In a filing with the Securities and Exchange Commission (SEC) yesterday (18 June), the New York-based investment group urged Lancaster to sell off its automotive, glassware and candle businesses in order to improve profitability and shareholder returns.
Lancaster Colony said last year that it was looking at strategic alternatives, which could include the sale of its non-food businesses. But Barington CEO James Mitarotonda said in a letter to Lancaster Colony CEO John Gerlach on 15 June that “it appears that little progress has been made toward achieving these objectives to date”.
Lancaster Colony spokesman Earle Brown said Barington’s filing was nothing new and that the company has met with the firm several times in the past year. “It’s all ideas that have been put forth before,” he said, adding that the company had continued to explore non-food disposals.

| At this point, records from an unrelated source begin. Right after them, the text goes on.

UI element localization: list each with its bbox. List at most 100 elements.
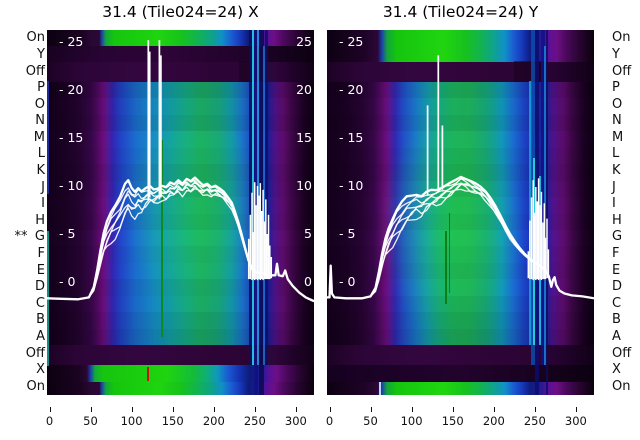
y-tick-label: - 25 (339, 34, 364, 49)
row-label-left: X (36, 362, 45, 378)
signal-trace (327, 183, 594, 299)
x-tick-label: 50 (83, 414, 98, 428)
row-label-left: Off (25, 345, 45, 361)
row-label-left: M (33, 129, 45, 145)
row-label-right: G (612, 229, 623, 245)
heatmap-band (47, 82, 314, 345)
row-label-right: E (612, 262, 621, 278)
x-tick-mark (49, 407, 51, 412)
row-label-left: Y (37, 46, 45, 62)
row-label-left: C (35, 295, 45, 311)
row-label-left: L (37, 146, 45, 162)
row-label-right: M (612, 129, 624, 145)
row-label-left: On (26, 378, 45, 394)
heatmap-band (47, 365, 314, 382)
row-label-right: P (612, 80, 620, 96)
row-veil (47, 279, 314, 296)
row-label-right: Y (612, 46, 620, 62)
x-tick-label: 50 (363, 414, 378, 428)
y-tick-label: - 20 (339, 82, 364, 97)
row-veil (327, 82, 594, 99)
y-tick-label: - 10 (339, 178, 364, 193)
row-label-right: I (612, 196, 616, 212)
heatmap-stripe (252, 30, 255, 366)
row-veil (47, 312, 314, 329)
x-tick-mark (575, 407, 578, 412)
x-tick-mark (329, 407, 331, 412)
row-label-right: K (612, 163, 621, 178)
row-veil (327, 295, 594, 313)
x-tick-mark (411, 407, 414, 412)
signal-trace (47, 176, 314, 303)
row-label-right: N (612, 113, 622, 129)
y-tick-label: - 5 (59, 226, 76, 241)
y-tick-label-right: 10 (296, 178, 312, 193)
y-tick-label: - 10 (59, 178, 84, 193)
heatmap-band (327, 82, 594, 345)
heatmap-stripe (545, 30, 548, 395)
row-label-left: B (36, 312, 45, 328)
x-tick-label: 200 (482, 414, 505, 428)
row-label-right: L (612, 146, 620, 162)
row-veil (327, 114, 594, 132)
signal-trace (327, 182, 594, 299)
row-veil (327, 147, 594, 165)
heatmap-band (327, 382, 594, 395)
y-tick-label-right: 20 (296, 82, 312, 97)
row-label-left: H (35, 212, 45, 228)
heatmap-green-bulge (47, 82, 314, 345)
signal-trace (327, 182, 594, 299)
y-tick-label-right: 15 (296, 130, 312, 145)
signal-curves-svg (327, 55, 594, 300)
x-tick-label: 100 (400, 414, 423, 428)
row-veil (327, 164, 594, 181)
y-tick-label: - 5 (339, 226, 356, 241)
y-tick-label-right: 25 (296, 34, 312, 49)
row-label-left: On (26, 30, 45, 46)
y-tick-label: - 0 (59, 274, 76, 289)
row-label-left: G (34, 229, 45, 245)
x-tick-label: 150 (161, 414, 184, 428)
y-tick-label: - 25 (59, 34, 84, 49)
row-label-right: On (612, 30, 631, 46)
x-tick-label: 0 (45, 414, 54, 428)
row-label-right: A (612, 328, 621, 344)
signal-trace (47, 186, 314, 302)
y-tick-label: - 15 (339, 130, 364, 145)
heatmap-panel-x: - 25 25 - 20 20 - 15 15 - 10 10 - 5 5 - 0 0 (47, 30, 314, 395)
row-label-right: X (612, 362, 621, 378)
star-marker: ** (14, 229, 28, 245)
row-veil (47, 82, 314, 99)
x-tick-label: 300 (564, 414, 587, 428)
heatmap-band (327, 30, 594, 62)
x-tick-label: 250 (523, 414, 546, 428)
y-tick-label: - 20 (59, 82, 84, 97)
row-label-left: A (36, 328, 45, 344)
row-label-right: Off (612, 345, 632, 361)
heatmap-stripe (528, 81, 532, 345)
signal-trace (47, 182, 314, 302)
signal-curves-svg (47, 40, 314, 303)
row-veil (47, 164, 314, 181)
heatmap-band (327, 365, 594, 382)
x-tick-mark (172, 407, 175, 412)
row-label-right: D (612, 279, 623, 295)
x-tick-mark (493, 407, 496, 412)
row-veil (47, 328, 314, 345)
row-veil (327, 98, 594, 115)
x-tick-label: 100 (120, 414, 143, 428)
row-label-left: P (37, 80, 45, 96)
x-tick-label: 300 (284, 414, 307, 428)
x-tick-label: 150 (441, 414, 464, 428)
row-label-left: Off (25, 63, 45, 79)
row-label-left: F (37, 246, 45, 261)
heatmap-stripe (448, 212, 450, 293)
x-tick-mark (452, 407, 455, 412)
row-label-right: H (612, 212, 622, 228)
heatmap-stripe (161, 139, 164, 337)
signal-trace (327, 188, 594, 299)
row-label-left: K (36, 163, 45, 178)
row-label-left: E (36, 262, 45, 278)
x-tick-mark (370, 407, 372, 412)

Barrington also said in the letter that Lancaster Colony’s share price performance had “consistently lagged” other food producers and the market as a whole. In addition to divesting from the non-food businesses, he said the company needs to improve the profitability of the specialty foods segment and to improve the business’ capital structure.
In response to suggestions that it had dragged its feet in addressing declining profitability from non-food operations, Lancaster Colony said that it had made changes over the past year by closing an industrial glass plant in Lancaster, selling an automotive accessories business in Wapakoneta, and acquiring the Alabama-based frozen roll and biscuit maker Marshall Biscuit Company.
But Mitarotonda said that Barington was “extremely disappointed that this is all the company has to show for its efforts”.
Lancaster Colony’s specialty food businesses produce salad dressings, frozen rolls and other food products, and accounted for 60.5% of the company’s US$1.17bn turnover last year.